Whitley Ryals said the state discovered the intrusion on April 30, after which time it shut down Web site site access to dozens of pages serving the Department of Health Professions. The state also has temporarily discontinued e-mail to and from the department pending the outcome of a security audit, Whitley Ryals said.

“We do have some of systems restored, but we’re being very careful in working with experts and authorities to take essential steps as we proceed forward,” she said. “Only when the experts tell us that these systems are safe and secure for being live and interactive will that restoration be complete.”

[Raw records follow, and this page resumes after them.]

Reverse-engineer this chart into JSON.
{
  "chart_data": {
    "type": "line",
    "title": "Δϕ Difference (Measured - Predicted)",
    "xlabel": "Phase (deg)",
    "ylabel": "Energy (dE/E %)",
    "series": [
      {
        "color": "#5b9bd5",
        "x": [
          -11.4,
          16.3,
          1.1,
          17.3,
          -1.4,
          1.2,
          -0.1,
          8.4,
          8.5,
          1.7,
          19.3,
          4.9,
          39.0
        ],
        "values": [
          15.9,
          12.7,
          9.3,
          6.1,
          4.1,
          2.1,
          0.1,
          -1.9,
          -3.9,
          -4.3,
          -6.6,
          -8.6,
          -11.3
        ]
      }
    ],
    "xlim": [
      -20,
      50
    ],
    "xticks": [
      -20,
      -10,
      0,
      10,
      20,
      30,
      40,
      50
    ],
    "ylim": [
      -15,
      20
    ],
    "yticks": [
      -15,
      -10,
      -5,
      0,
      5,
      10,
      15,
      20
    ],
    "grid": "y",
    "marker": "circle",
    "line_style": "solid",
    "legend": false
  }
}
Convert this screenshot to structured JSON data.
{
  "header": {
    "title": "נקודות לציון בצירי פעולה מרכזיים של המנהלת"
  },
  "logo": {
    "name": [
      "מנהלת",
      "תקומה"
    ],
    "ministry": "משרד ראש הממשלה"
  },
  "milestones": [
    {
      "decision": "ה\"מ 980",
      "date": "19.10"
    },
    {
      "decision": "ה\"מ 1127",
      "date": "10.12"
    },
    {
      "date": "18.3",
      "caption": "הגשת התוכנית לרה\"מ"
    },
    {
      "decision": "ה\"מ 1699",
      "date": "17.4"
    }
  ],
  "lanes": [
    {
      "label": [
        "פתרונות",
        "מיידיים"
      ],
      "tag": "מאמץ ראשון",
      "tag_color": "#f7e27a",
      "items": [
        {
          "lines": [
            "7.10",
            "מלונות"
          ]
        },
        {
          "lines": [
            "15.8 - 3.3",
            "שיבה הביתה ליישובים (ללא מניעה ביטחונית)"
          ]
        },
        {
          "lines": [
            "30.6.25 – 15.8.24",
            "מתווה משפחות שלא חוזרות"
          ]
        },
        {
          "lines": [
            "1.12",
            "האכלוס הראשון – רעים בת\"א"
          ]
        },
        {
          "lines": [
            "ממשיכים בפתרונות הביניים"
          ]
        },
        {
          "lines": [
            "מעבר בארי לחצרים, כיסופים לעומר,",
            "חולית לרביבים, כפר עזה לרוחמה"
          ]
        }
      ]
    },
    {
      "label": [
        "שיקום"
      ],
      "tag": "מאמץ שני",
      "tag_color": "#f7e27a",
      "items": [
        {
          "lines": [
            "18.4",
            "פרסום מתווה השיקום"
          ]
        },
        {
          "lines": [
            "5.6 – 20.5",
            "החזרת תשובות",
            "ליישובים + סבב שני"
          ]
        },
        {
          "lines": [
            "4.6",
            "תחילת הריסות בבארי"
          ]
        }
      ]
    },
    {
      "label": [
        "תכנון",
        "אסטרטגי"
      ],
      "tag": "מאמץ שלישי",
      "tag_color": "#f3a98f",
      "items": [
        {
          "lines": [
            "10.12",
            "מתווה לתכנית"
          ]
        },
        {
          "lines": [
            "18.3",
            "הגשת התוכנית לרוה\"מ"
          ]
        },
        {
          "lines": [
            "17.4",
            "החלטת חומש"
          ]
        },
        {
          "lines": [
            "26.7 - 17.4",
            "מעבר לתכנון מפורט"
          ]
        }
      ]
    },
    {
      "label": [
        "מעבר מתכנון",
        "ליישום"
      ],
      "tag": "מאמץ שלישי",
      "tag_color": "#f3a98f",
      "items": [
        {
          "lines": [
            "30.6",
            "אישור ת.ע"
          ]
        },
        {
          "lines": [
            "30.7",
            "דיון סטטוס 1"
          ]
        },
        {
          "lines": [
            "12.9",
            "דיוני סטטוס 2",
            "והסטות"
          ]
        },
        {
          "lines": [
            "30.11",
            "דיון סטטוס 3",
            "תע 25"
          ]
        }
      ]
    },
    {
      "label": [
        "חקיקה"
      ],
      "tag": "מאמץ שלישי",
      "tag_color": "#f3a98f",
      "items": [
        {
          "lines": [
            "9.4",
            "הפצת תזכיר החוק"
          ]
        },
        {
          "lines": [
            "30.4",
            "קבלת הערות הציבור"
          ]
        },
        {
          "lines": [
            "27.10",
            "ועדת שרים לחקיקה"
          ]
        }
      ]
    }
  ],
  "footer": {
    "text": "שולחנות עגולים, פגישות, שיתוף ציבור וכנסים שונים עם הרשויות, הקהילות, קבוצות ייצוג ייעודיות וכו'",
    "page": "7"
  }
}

Seems interesting that 5 days after they discovered the intrusion the website is still not back online. Must have been a pretty serious hack job.

The Washington Post also explained that this is the second such extortion attack using patient health care data.

In October 2008, Express Scripts, one of the nation’s largest processors of pharmacy prescriptions, disclosed that extortionists were threatening to disclose personal and medical information on millions of Americans if the company failed to meet payment demands. Express Scripts is currently offering a $1 million reward for information leading to the arrest and conviction of the individual(s) responsible for trying to extort money from the company.

Stories like this will set back any sort of RHIO or national HIE movement. Sure makes you think about the security of it all. What is interesting is that the patient data doesn’t seem to have much value outside of extortion. Otherwise, I’d think those who breached the system would have used it in some other way.